Larger jobs being added to the bottom is common in divide-and-conquer style algorithms, but not all. There is a wide variety of strategies in place for what to do during stealing. Steal one task, few tasks, half the tasks, and so on. Each of these variants work well for some applications and not so well in others.

3
guilhermemtr On

Work stealing actually really needs a deque. In the original paper, they have proved the maximum used memory on a system with P processors. The limit is given by the maximum size of any stack times the number of processors. That is actually only possible by following the busy leaves theorem. Also, another important feature of work stealing is that: When a worker does a spawn, it immediately saves the spawner on the deque and starts working on the child. For more information regarding their proofs, please read their original paper, in which they explain all I am saying. http://supertech.csail.mit.edu/papers/steal.pdf

Concurrency control in the work stealing deque accesses are not related to the work stealing scheduler, and in fact, much research has been made towards removing the locks from the deque (by using lock free structures) and also to minimize as much as possible memory barriers. For example in this paper (that i am sorry if can not access, but you can read the abstract anyways to get the idea): http://dl.acm.org/citation.cfm?id=1073974 the authors create a new deque for improving the afore mentioned aspects.

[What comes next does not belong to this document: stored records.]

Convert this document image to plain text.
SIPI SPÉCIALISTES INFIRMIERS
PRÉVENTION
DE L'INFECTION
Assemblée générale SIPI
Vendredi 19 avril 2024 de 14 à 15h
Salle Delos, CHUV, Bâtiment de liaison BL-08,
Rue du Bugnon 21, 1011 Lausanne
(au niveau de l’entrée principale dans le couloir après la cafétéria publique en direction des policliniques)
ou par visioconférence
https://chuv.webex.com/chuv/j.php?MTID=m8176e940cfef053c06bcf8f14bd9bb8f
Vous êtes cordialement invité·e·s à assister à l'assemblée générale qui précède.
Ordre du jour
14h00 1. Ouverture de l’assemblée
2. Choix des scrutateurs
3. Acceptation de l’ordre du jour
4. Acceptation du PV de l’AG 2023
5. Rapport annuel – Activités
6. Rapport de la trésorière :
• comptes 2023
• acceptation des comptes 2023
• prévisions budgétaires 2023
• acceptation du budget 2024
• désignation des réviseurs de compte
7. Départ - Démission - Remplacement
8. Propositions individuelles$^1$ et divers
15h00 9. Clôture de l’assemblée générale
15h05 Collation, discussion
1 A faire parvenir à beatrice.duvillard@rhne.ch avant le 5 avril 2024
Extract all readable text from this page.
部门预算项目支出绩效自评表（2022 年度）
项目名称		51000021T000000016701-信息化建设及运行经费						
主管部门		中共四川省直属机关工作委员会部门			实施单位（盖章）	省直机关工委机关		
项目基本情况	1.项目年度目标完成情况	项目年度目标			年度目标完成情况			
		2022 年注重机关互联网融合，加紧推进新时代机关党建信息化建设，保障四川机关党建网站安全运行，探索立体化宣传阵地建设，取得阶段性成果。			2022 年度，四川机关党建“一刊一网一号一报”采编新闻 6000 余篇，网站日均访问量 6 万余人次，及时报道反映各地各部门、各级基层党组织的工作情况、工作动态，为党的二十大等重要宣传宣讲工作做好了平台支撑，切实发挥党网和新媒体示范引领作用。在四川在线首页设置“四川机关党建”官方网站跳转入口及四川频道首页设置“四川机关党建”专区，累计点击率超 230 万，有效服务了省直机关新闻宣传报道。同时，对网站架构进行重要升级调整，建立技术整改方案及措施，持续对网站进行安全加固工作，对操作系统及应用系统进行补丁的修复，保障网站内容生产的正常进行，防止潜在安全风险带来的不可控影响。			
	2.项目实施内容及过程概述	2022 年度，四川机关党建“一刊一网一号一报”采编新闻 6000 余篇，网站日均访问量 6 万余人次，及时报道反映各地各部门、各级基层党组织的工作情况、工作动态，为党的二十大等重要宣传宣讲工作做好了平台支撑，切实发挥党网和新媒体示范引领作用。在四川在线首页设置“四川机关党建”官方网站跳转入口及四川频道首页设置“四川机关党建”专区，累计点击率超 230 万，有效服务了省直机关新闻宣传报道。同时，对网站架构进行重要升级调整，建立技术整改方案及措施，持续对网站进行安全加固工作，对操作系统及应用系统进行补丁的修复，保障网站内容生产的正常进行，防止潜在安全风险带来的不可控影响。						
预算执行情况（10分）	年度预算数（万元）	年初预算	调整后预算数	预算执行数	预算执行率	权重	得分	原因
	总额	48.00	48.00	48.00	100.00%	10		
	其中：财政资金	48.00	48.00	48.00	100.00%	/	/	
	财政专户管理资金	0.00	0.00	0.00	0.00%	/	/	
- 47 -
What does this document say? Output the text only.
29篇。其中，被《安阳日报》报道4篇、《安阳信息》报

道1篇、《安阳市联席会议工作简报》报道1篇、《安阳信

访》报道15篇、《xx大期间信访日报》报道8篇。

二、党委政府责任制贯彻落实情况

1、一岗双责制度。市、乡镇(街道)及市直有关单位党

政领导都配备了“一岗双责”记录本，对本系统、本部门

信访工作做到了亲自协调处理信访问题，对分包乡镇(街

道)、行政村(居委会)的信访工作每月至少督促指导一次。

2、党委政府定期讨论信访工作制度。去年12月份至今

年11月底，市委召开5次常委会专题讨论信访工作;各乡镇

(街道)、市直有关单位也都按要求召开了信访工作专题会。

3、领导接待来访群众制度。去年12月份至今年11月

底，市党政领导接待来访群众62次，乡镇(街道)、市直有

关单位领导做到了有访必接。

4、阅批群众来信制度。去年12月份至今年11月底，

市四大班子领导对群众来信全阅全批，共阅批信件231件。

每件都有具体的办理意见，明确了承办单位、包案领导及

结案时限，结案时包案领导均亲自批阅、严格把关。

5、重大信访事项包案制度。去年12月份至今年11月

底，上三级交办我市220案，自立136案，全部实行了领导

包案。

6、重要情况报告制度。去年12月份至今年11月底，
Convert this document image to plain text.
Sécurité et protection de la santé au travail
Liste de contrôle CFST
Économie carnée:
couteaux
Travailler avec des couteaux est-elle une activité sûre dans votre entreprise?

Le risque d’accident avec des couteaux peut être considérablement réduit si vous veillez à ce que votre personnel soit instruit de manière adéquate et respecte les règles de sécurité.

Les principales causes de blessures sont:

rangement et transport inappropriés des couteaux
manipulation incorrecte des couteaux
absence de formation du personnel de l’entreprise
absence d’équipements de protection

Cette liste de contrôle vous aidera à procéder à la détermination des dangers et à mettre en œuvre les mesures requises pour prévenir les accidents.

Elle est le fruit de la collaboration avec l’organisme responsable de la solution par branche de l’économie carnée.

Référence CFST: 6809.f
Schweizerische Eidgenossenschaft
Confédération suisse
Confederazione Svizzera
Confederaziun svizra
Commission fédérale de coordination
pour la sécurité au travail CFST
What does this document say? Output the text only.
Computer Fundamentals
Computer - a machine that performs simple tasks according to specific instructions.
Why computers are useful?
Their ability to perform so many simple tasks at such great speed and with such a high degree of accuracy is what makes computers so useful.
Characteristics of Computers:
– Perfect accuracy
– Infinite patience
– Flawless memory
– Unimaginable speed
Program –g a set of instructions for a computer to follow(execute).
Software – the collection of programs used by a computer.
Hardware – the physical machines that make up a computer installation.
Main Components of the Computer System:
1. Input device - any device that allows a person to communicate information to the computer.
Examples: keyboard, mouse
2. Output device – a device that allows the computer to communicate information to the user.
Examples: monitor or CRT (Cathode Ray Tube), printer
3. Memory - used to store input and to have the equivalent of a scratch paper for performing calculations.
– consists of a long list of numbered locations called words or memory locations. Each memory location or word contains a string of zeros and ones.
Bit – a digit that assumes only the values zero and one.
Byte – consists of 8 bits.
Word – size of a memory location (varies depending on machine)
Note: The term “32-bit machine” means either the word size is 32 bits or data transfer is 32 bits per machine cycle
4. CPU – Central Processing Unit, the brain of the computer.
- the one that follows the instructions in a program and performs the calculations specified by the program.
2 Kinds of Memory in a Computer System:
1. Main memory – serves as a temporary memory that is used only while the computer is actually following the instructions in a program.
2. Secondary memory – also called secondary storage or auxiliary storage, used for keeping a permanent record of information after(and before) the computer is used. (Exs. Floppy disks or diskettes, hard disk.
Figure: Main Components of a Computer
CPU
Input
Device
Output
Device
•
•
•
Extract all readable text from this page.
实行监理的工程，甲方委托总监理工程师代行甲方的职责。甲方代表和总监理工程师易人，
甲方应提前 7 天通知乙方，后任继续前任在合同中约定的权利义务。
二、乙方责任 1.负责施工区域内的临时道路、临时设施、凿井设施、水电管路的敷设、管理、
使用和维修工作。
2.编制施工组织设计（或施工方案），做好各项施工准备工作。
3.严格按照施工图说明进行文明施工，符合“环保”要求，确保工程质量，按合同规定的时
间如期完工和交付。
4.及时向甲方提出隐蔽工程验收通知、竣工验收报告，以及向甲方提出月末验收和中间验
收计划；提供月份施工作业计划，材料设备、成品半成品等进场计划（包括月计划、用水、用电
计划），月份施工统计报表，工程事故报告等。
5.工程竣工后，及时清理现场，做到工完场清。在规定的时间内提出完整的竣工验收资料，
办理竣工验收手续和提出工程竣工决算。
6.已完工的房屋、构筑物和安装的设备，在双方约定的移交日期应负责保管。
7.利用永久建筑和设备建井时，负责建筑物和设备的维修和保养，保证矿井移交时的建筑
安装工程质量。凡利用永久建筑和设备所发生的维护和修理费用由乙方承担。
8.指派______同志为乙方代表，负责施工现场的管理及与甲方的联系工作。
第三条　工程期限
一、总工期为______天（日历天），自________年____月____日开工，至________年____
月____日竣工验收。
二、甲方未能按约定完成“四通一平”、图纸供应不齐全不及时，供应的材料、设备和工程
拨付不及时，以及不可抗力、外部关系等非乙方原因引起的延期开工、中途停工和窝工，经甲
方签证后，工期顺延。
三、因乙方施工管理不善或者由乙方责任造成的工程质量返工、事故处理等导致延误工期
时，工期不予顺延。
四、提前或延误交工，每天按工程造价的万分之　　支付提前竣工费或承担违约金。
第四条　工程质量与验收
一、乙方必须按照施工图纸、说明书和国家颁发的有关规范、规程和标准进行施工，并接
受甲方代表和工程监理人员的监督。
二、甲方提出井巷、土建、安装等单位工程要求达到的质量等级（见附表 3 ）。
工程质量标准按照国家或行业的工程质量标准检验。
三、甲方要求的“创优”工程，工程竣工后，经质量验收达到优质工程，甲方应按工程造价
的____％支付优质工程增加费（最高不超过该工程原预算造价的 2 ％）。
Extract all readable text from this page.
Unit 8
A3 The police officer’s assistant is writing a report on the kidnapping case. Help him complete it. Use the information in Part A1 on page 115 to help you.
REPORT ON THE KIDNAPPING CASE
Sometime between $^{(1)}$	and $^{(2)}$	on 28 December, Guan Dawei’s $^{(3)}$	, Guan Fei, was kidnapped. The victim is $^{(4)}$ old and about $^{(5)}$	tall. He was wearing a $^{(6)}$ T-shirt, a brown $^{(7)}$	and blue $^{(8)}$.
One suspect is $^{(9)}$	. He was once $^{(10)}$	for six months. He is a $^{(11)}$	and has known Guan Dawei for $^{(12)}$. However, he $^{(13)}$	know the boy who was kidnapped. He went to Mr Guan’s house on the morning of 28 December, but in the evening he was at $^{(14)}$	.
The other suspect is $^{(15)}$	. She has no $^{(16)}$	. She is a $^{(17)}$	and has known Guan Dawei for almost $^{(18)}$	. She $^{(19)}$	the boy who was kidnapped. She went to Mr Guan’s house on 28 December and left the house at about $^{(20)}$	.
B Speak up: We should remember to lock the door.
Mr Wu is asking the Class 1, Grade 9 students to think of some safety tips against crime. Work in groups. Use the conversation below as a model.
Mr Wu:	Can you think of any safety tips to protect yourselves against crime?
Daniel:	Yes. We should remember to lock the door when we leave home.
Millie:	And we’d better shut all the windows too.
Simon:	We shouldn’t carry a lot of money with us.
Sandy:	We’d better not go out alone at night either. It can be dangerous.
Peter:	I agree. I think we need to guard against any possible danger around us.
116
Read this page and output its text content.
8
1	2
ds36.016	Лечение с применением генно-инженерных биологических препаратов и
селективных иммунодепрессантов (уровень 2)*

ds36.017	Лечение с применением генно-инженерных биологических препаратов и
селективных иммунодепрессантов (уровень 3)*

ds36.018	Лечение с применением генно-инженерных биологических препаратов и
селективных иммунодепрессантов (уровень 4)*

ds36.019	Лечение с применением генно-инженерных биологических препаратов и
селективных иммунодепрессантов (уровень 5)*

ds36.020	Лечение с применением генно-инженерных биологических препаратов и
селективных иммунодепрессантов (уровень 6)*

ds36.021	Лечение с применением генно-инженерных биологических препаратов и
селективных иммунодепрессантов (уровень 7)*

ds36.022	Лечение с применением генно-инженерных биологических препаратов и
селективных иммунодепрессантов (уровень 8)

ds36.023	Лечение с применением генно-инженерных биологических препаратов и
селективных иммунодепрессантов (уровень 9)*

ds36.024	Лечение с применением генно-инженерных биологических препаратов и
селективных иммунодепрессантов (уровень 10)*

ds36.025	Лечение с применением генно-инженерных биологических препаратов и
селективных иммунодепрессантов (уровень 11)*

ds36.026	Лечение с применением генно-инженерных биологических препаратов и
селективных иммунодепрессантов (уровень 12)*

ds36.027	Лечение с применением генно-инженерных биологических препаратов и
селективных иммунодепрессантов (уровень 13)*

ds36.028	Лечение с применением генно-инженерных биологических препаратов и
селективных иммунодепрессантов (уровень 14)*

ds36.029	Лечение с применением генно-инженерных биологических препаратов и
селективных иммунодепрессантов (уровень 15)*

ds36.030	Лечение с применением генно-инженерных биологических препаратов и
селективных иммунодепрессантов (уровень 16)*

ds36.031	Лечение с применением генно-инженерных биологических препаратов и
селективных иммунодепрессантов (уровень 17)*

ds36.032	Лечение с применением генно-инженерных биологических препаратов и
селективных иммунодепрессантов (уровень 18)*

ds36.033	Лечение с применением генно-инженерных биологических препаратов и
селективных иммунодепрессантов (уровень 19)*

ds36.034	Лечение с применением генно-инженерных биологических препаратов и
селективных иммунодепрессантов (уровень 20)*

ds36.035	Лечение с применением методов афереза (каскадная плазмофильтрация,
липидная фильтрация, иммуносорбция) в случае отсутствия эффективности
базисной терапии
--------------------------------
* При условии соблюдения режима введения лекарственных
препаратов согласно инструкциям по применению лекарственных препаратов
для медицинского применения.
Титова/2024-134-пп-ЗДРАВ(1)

The steals are made from the side that the worker is not working on for possibly several reasons: Since the deque acts as a stack for each worker (the owner of the deque) the "bigger" jobs should be on top of it (as you can understand by reading the paper). When I say bigger I want to mean that those are probably the ones that will have more computation to do. Also, another important aspect is that by doing so (stealing from the deque owner's opposite work side) reduces the contention as in some new deque's both a victim and a thief may be working at the same time on the same deque.